A developer going by mohshomis built Modo, an open-source AI IDE that forces structure before code. Instead of jumping straight from prompt to code, Modo makes you work through requirements, design documents, and task lists first. The project is MIT-licensed and built on top of Void, a VS Code fork that had been sitting in maintenance mode.

It's opinionated on purpose.

The spec-driven workflow stores everything as markdown files in a .modo/specs/ directory. You get separate files for requirements (user stories, acceptance criteria), design (architecture, components), and tasks (implementation checklist). The agent works through tasks one by one, marking them done as it goes. If you close the IDE and come back later, you pick up where you left off, a form of session resumption that is crucial for long-term projects.

Modo also adds features Void didn't have. Steering files let you inject project rules into every AI interaction so you're not repeating yourself. Agent hooks can trigger actions based on events like file edits or tool use, useful for running linting or other checks. There's parallel chat sessions, subagents for independent tasks, and an autopilot/supervised toggle that controls how autonomous the agent behaves, an approach reminiscent of parallel agent swarms. The whole thing supports multiple LLM providers including Anthropic, OpenAI, Gemini, and local options via Ollama.
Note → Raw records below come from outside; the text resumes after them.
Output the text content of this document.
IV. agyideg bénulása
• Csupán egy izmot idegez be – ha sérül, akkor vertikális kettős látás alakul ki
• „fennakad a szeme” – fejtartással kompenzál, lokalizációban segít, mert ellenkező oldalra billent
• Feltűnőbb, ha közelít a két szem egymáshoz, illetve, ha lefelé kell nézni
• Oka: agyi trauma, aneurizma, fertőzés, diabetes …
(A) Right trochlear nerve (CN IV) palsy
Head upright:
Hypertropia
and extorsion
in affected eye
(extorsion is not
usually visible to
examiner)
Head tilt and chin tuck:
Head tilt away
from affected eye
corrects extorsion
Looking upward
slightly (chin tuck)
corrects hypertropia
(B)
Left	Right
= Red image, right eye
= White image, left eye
The approach is a deliberate contrast to tools like Cursor and Windsurf, which lean into fluid, conversational coding. Those tools work great when the AI gets it right, but they can leave you with spaghetti when they don't. Modo's spec files create a paper trail, making it easier to see where things went wrong and pick up later. Whether that structure helps or just adds friction probably depends on how much you trust AI to get things right on the first try.